La presunzione è precisa se l’inferenza probabilistica indirizzi vero il fatto F1 e non anche verso altri fatti (F2, F3, F4).

La concordanza esprime – almeno secondo l’opinione preferibile – un requisito del ragionamento presuntivo (cioè di una applicazione “non falsa” dell’art. 2729 c.c.), che non lo concerne in modo assoluto, cioè di per sè considerato, come invece gli altri due elementi, bensì in modo relativo, cioè nel quadro della possibile sussistenza di altri elementi probatori considerati, volendo esprimere l’idea che, in tanto la presunzione è ammissibile, in quanto indirizzi alla conoscenza del fatto in modo concordante con altri elementi probatori, che, peraltro, possono essere o meno anche altri ragionamenti presuntivi.

Ebbene, quando il giudice di merito sussume erroneamente sotto i tre caratteri individuatori della presunzione fatti concreti accertati che non sono invece rispondenti a quei caratteri, si deve senz’altro ritenere che il suo ragionamento sia censurabile alla stregua dell’art. 360 c.p.c., n. 3 e compete, dunque, alla Corte di cassazione controllare se la norma dell’art. 2729 c.c., oltre ad essere applicata esattamente a livello di proclamazione astratta dal giudice di merito, lo sia stata anche a livello di applicazione a fattispecie concrete che effettivamente risultino ascrivibili alla fattispecie astratta. Essa può, pertanto, essere investita ai sensi dell’art. 360 c.p.c., n. 3 dell’errore in cui il giudice di merito sia incorso nel considerare grave una presunzione (cioè un’inferenza) che non lo sia o sotto un profilo logico generale o sotto il particolare profilo logico (interno ad una certa disciplina) entro il quale essa si collochi. La stessa cosa dicasi per il controllo della precisione e per quello della concordanza.

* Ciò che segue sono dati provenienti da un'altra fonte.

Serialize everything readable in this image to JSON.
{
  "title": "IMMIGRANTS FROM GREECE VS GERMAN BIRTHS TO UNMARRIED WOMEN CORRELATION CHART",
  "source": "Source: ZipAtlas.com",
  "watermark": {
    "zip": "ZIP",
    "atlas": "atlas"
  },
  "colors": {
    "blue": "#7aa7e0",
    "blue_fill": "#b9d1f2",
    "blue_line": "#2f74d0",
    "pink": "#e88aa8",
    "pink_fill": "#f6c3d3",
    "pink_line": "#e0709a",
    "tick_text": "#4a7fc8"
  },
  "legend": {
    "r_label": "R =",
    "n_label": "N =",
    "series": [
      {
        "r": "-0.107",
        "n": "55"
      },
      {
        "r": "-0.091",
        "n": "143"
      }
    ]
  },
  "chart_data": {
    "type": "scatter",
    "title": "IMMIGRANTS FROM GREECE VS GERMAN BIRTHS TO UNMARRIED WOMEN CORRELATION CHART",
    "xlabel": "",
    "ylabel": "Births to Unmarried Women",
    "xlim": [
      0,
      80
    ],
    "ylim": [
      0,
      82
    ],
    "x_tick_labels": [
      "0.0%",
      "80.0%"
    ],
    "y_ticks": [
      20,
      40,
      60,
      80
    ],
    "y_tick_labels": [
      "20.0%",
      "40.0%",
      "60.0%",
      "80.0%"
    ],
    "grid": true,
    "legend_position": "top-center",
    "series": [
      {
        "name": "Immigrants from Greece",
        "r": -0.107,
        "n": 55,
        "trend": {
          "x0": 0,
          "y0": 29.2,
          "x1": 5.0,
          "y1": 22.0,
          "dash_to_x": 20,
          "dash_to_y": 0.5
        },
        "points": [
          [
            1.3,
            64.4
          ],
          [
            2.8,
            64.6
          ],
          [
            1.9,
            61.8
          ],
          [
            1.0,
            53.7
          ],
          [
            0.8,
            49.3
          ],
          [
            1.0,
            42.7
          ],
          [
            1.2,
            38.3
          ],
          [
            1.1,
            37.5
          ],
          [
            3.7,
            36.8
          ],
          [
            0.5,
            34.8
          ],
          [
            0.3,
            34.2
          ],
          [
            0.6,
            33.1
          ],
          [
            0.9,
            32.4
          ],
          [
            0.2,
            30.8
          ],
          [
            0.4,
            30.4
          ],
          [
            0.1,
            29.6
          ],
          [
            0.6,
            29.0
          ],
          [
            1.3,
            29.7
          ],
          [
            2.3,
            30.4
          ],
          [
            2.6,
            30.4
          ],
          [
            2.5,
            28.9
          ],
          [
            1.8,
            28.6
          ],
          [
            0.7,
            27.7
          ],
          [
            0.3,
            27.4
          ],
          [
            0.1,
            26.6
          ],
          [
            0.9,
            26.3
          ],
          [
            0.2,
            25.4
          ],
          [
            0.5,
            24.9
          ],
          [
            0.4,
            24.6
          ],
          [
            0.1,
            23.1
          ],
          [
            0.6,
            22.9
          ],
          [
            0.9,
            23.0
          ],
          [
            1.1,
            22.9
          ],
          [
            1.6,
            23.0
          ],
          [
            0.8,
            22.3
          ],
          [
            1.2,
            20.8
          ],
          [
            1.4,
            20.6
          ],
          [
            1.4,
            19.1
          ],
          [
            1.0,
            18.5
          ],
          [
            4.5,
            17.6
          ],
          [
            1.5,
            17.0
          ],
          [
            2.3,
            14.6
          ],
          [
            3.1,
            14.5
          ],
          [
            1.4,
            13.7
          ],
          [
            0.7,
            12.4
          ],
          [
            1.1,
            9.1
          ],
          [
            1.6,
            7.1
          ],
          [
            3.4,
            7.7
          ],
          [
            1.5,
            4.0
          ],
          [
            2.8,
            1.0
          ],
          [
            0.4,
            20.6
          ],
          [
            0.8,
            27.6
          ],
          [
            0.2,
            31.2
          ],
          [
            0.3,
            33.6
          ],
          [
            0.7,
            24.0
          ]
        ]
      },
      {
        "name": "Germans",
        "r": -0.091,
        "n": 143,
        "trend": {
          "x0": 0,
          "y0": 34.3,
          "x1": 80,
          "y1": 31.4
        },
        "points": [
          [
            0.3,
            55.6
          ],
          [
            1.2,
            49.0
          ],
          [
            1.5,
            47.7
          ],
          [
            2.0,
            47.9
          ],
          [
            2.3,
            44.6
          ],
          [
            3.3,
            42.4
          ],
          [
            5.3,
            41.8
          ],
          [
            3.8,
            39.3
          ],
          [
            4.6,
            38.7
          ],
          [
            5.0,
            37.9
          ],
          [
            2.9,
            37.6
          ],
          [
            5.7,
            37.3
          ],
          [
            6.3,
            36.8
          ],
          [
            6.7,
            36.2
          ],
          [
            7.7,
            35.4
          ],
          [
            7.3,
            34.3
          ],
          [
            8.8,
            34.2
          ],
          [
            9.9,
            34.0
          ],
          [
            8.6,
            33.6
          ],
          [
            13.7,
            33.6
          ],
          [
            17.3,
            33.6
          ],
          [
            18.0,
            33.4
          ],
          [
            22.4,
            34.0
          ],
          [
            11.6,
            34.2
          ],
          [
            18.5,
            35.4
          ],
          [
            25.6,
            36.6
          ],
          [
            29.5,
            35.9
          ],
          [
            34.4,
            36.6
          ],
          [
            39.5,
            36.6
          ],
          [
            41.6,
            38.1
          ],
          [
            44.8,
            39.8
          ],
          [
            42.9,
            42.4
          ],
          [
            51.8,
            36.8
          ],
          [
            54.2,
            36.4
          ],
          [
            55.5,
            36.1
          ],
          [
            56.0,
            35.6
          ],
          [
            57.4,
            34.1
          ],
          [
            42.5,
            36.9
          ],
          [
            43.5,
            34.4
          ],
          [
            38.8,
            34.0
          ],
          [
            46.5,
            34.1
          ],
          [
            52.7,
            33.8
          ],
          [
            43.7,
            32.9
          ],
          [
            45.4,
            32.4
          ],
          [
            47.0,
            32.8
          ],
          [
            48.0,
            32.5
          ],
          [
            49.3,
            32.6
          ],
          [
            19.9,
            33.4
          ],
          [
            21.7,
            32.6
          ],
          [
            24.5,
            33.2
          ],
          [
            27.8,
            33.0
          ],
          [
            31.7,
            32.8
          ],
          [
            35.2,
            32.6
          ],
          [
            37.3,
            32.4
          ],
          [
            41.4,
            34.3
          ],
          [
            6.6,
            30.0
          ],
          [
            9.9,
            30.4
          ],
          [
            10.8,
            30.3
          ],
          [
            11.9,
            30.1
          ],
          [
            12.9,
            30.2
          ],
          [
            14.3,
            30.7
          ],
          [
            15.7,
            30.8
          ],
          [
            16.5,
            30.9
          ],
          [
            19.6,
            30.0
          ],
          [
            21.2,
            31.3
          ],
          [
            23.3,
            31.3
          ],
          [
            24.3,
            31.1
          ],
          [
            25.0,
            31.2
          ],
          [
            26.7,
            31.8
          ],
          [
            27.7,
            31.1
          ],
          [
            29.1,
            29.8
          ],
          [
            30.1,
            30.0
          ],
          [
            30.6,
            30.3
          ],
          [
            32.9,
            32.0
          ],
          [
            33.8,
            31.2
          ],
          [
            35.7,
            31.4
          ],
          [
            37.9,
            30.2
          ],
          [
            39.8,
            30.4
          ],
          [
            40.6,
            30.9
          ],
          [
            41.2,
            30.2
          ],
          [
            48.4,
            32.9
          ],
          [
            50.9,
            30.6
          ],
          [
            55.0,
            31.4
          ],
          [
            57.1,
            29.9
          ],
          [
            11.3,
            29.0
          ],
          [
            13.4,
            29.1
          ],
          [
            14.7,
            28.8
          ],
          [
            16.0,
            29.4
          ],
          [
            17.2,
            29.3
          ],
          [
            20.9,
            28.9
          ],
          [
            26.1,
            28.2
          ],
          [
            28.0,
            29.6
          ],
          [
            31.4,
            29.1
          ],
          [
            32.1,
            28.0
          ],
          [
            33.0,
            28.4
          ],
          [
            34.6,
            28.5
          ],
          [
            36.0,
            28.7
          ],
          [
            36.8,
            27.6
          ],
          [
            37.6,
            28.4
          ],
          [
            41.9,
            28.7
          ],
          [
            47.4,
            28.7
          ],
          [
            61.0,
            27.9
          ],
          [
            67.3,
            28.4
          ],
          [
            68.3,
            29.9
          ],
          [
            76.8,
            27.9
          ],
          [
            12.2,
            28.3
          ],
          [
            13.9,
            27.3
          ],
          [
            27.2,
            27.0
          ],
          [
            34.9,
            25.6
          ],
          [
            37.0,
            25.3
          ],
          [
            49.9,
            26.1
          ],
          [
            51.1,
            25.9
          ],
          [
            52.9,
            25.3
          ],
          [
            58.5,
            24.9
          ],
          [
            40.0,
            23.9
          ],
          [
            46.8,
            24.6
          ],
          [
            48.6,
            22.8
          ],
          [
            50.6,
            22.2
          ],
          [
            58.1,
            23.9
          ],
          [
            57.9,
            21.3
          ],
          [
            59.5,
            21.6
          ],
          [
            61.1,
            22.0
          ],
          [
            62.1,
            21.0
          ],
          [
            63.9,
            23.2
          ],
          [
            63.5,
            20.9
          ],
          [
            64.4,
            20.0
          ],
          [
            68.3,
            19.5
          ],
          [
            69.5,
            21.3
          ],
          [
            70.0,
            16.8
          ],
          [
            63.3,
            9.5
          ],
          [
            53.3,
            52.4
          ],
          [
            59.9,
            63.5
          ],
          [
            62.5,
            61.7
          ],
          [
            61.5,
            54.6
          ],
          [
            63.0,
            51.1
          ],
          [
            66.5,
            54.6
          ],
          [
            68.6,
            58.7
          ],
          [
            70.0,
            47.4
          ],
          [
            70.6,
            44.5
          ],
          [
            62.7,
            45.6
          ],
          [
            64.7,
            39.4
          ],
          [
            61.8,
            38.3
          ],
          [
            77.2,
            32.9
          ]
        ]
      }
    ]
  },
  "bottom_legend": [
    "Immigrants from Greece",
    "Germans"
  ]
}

In base alle considerazioni svolte la deduzione del vizio di falsa applicazione dell’art. 2729 c.c., comma 1, suppone allora un’attività argomentativa che si deve estrinsecare nella puntuale indicazione, enunciazione e spiegazione che il ragionamento presuntivo compiuto dal giudice di merito – assunto, però, come tale e, quindi, in facto per come è stato enunciato – risulti irrispettoso del paradigma della gravità, o di quello della precisione o di quello della concordanza. Occorre, dunque, una preliminare attività di individuazione del ragionamento asseritamente irrispettoso di uno o di tutti tali paradigmi compiuto dal giudice di merito e, quindi, è su di esso che la critica di c.d. falsa applicazione si deve innestare ed essa postula l’evidenziare in modo chiaro che quel ragionamento è stato erroneamente sussunto sotto uno o sotto tutti quei paradigmi.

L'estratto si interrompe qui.